Should I feel sorry for knowing what I want and going after it? No, I shouldn't. I should feel empowered. But instead, I feel small and desperate and unworthy of being someone’s boyfriend. Only I’m not desperate. I’m driven. I went after my studies and landed it, so is it really so ridiculous to think I'd go after a girl I dreamt about a future with?
The truth is, I wasn’t expecting “no.” I was expecting “I’ll think about it." I was hoping for “yes.” But now, “no” haunts me, and my mind frequently flashes back to my girlfriend folding her coat on my bed, the sting is real.
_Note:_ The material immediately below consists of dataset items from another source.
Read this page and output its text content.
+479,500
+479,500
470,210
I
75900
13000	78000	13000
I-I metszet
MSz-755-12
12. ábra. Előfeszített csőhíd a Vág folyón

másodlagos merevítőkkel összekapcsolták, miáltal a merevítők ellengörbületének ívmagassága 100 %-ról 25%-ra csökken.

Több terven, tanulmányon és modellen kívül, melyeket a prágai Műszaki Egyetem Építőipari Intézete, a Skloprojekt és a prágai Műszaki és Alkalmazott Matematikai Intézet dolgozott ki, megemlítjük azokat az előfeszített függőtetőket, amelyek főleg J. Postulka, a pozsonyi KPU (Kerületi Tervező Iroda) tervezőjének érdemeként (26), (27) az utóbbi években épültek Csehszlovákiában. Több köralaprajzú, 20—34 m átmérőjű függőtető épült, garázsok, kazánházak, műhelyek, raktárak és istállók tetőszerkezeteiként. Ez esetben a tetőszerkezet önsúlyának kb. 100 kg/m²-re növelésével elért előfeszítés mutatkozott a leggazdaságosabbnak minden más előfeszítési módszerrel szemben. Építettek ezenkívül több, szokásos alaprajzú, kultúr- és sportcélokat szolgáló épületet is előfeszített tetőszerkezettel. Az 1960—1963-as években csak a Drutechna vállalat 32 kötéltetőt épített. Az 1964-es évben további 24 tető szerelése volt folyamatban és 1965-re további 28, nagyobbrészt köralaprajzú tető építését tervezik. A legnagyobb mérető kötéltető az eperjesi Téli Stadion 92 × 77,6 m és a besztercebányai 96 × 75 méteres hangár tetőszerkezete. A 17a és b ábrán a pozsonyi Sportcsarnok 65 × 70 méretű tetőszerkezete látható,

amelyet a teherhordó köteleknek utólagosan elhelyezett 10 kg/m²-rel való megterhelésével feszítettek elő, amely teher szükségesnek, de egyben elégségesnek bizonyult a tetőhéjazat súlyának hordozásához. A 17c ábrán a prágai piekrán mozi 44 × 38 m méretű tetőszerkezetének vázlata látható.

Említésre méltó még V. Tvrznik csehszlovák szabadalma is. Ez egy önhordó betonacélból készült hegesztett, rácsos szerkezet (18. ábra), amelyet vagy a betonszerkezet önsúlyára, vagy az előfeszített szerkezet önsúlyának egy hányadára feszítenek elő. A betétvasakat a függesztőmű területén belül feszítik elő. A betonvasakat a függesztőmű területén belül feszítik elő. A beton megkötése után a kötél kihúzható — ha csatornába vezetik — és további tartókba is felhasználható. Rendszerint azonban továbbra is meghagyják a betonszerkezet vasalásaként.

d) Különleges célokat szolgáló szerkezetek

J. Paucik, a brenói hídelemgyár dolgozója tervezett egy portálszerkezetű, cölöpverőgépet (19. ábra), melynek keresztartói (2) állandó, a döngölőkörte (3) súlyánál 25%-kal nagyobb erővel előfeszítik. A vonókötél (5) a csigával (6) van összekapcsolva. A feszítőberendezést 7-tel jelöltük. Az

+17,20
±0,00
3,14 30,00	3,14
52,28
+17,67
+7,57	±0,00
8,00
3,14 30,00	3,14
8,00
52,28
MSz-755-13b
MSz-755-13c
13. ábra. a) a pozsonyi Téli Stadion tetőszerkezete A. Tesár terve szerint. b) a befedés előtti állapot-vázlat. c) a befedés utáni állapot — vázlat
I’m slowly learning that life isn’t like a box of chocolates. It’s more like a game of Hungry Hungry Hippos. Do you remember that game? It’s the one where you push a black button over and over just to get a marble or two to eat. Doesn't really matter now. Only you can feed your own soul.
Who knows what happened with her? Maybe she got the Valentine's Day scares. Maybe the timing really wasn't right. Maybe she never really liked me in the first place, and every funny remark and loving look and suspicious smile wasn't meant to make me feel good, but meant to be an ego boost for her on a bad day.
And so, here I am, few hours before Valentine’s Day comes to an end, a loveless reject. I’ll get over it, but that doesn’t mean it doesn’t hurt to hurt. I know Valentine's Day is just like any other unimportant day that, I wanted to make someone feel special.
That’s the thing about being rejected. It’s supposed to toughen us up, right? Make our skins thicker, our thoughts strong and our hearts more willing to get rejected again. I don’t feel any of those things yet. Weakness has taken over. But I guess that's what you get when you choose to be vulnerable.
Today, around midnight, I opened up a text. It was from Damilola, a girl I have sex with sometimes (just sex). "I was just thinking about you," it read. I found myself smiling, my eyes bewitched in the bright light that shines from my phone.
Was she really thinking about me? I don't know. Maybe she was, but maybe it doesn't mean anything more than for one insignificant moment in time, she thought about me. I don't have feelings for her, and I doubt she has any for me, but what I do know is I don't have it in me to find out.